Les propos de Simone Veil, que vous pouvez écouter ici, sont extraits d’une série d’entretiens qu’elle a donnés à Canal Académie, invitée en notre studio par Virginia Crespeau pour évoquer les principales étapes de sa vie.
- Simone Veil : Conversation autour d’une vie "très diversifiée" 1/4
- Le mois de... Simone Veil : "Shoah" 2/4
- Le mois de... Simone Veil, la rebelle 3/4
- Le mois de... Simone Veil : la condition féminine 4/4

A la page 394 de son livre "Une vie" paru aux éditions Stock, on peut lire : "La Shoah ne se résume pas à Auschwitz, elle a couvert de sang tout le continent européen, processus de déshumanisation menée à son terme. Elle inspire une réflexion inépuisable sur la conscience et la dignité des hommes car le pire est toujours possible"

Néanmoins, il faut bien admettre qu’alors que tant de personnes avaient formulé le voeu si souvent exprimé du "plus jamais ça", leurs mises en garde sont restées vaines : massacres du Cambodge, massacres en Afrique qui depuis plus de 10 ans paie le plus lourd tribut, folie génocidaire du Rwanda, bilan tragique de morts et de réfugiés, et même guerres en Europe ou au Proche Orient... Donc, l’humanité connaît siècle après siècle, après chaque vague de guerres, des prises de conscience et des décisions de "plus jamais ça", mais hélas, tout recommence.

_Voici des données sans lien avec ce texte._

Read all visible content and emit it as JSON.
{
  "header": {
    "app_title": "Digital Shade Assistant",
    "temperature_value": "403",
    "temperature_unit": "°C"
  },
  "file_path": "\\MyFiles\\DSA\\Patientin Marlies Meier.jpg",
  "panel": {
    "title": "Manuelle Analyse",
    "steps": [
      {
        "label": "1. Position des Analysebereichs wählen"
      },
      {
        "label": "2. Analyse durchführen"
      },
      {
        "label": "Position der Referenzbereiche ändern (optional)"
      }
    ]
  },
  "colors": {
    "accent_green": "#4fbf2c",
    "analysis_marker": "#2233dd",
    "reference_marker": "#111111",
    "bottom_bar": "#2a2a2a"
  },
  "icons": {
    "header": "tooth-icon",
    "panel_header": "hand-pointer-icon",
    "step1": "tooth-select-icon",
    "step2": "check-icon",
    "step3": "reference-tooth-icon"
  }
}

La question reste alors posée : comment mettre fin à ces barbaries ?

Simone Veil répond :

" Je m’interroge sur ce qu’il est possible de faire pour arrêter ces crimes, ces violences, ces dramatiques déplacements de population...Je suis peut-être un peu moins pessimiste que lorsque j’ai rédigé cette conclusion parce qu’il faut éveiller les gens et les maintenir en état de conscience. Je pense tout de même que les grands conflits, pour la plupart, sont en voie de cessation. Pour moi, ce qui a toujours été un voeu que j’ai fait très profondément, c’est que nous nous réconcilions avec les Allemands, parce que s’agissant de l’Europe, ce sont les conflits avec eux qui n’ont cessé durant des siècles. A propos de la guerre de 14, je me souviens que mes parents se disputaient à ce sujet, ma mère pensant qu’après la guerre, nous aurions dû trouver un accord avec les Allemands, ce que souhaitaient un certain nombre de grands personnages de l’Etat, alors que mon père, ayant fait la guerre, était d’une opinion contraire, restant anti-allemand. Au moment où je suis rentrée des camps, l’un de mes plus grands souhaits était justement que les Allemands puissent vivre sous un régime démocratique, que le régime nazi soit complètement répudié, que l’on puisse effectivement créer l’Europe. J’ai toujours été une européenne convaincue. Je me suis mariée très vite après mon retour de déportation, mon mari avait les mêmes idées que moi. Nous avons toujours été tous les deux des militants de l’Europe, nous avons même accepté de vivre en zone américaine en Allemagne avec nos enfants tout petits qui fréquentaient l’école allemande et parlaient comme des enfants allemands. C’était pour nous la seule solution pour l’avenir, sans cela, on repartait dans des conflits infinis...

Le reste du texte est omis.